Scale Efficiency: Qwen-1.5B with IGP outperforms Qwen-7B without IGP on NQ (F1 ~0.2 vs ~0.17).
Robustness: Improvements persist across different retrievers (BM25 vs Contriever) and generator families (Qwen2.5 vs Llama-3.x).

Breakthrough Assessment

7/10

The paper identifies a critical misalignment in standard RAG (relevance vs. utility) and provides a highly practical, training-free solution that significantly improves the cost-quality Pareto frontier. While the core idea of entropy reduction isn't theoretically new, its application as a pre-generation pruning mechanism for RAG is impactful and deployment-friendly.

⚙️ Technical Details

Pipeline Flow

Retrieve N candidate passages (e.g., using BM25 or Contriever).
For each candidate d, compute Information Gain (IG): Unconditional Uncertainty - Conditional Uncertainty(d).
Rerank candidates by IG.
Prune candidates where IG < Threshold (Tp).
Truncate remaining list to budget M (Top-M).
Generate final answer using selected evidence.

System Modules

Uncertainty Estimator

Calculate Normalized Uncertainty (NU) using Top-K token entropy averaged over a greedy rollout.

Model or implementation: Black-box LLM (Qwen2.5/Llama-3)

IGP Module

Rerank and Prune

Model or implementation: Algorithm 1

📊 Experiments & Results

Evaluation Setup

Open-domain QA on 5 benchmarks using Retrieve-Rerank-Truncate pipeline.

Benchmarks:

Natural Questions (NQ) (QA)
TriviaQA (QA)
PopQA (QA)
SQuAD (QA)
AmbigQA (QA)

Metrics:

Token-level F1
Average Input Tokens (TK)
Normalized Token Efficiency (NTE)

Key Results

Benchmark	Metric	Baseline	This Paper	Δ
Average of 5 Datasets	F1 (TopM=5)	0.288	0.322	+0.034 (~11.8%)
Average of 5 Datasets	F1 (TopM=1)	0.221	0.312	+0.091 (~41%)
Average of 5 Datasets	F1 (TopM=5)	0.286	0.322	+0.036
NQ (TopM=5)	Spearman Correlation (NDCG vs F1)	N/A	-0.54	N/A

Experiment Figures

Scatter plots showing weak or negative correlation between NDCG (Retrieval metric) and F1 (Generation metric) on NQ, motivating the need for utility-based selection.

Pareto frontier of Quality (F1) vs Cost (Input Tokens). IGP shifts the frontier to the upper-left (better quality, lower cost) compared to baselines like BM25, CE, BGE.

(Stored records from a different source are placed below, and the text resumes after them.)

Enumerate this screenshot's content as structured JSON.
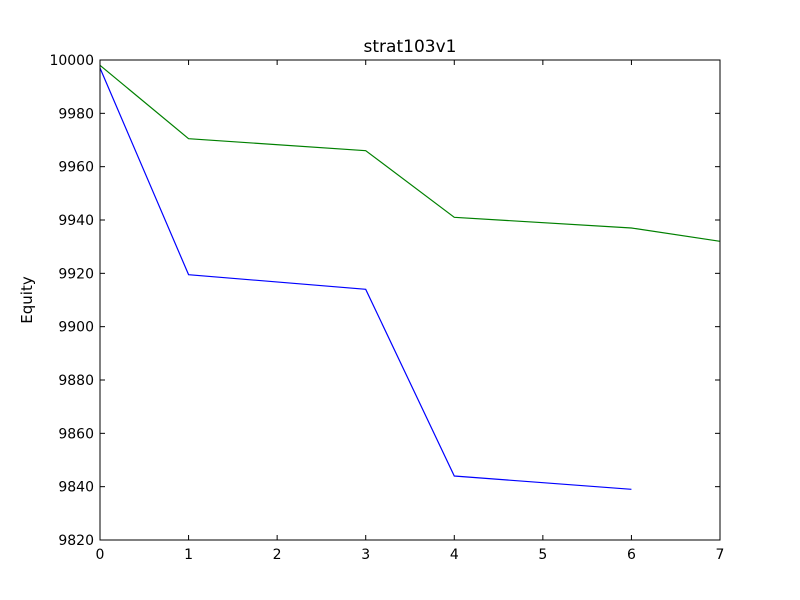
{
  "chart_data": {
    "type": "line",
    "title": "strat103v1",
    "xlabel": "",
    "ylabel": "Equity",
    "xlim": [
      0,
      7
    ],
    "ylim": [
      9820,
      10000
    ],
    "xticks": [
      0,
      1,
      2,
      3,
      4,
      5,
      6,
      7
    ],
    "yticks": [
      9820,
      9840,
      9860,
      9880,
      9900,
      9920,
      9940,
      9960,
      9980,
      10000
    ],
    "grid": false,
    "series": [
      {
        "color": "#0000ff",
        "x": [
          0,
          1,
          3,
          4,
          6
        ],
        "y": [
          9997,
          9919.5,
          9914,
          9844,
          9839
        ]
      },
      {
        "color": "#008000",
        "x": [
          0,
          1,
          3,
          4,
          6,
          7
        ],
        "y": [
          9998,
          9970.5,
          9966,
          9941,
          9937,
          9932
        ]
      }
    ]
  }
}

Scaling laws with/without IGP. Qwen-1.5B with IGP matches/exceeds Qwen-7B without IGP, showing that better context selection acts as a model capability multiplier.

Main Takeaways

Relevance is a poor proxy for utility in budgeted RAG, especially when multiple passages are retrieved.
Information Gain (uncertainty reduction) is a robust signal for evidence selection that aligns with generator needs.
Pruning (admission control) is more effective than simple re-ranking because it prevents relevant-but-noisy/redundant evidence from consuming context budget.
IGP enables smaller models to outperform larger models by providing higher-quality, less noisy context.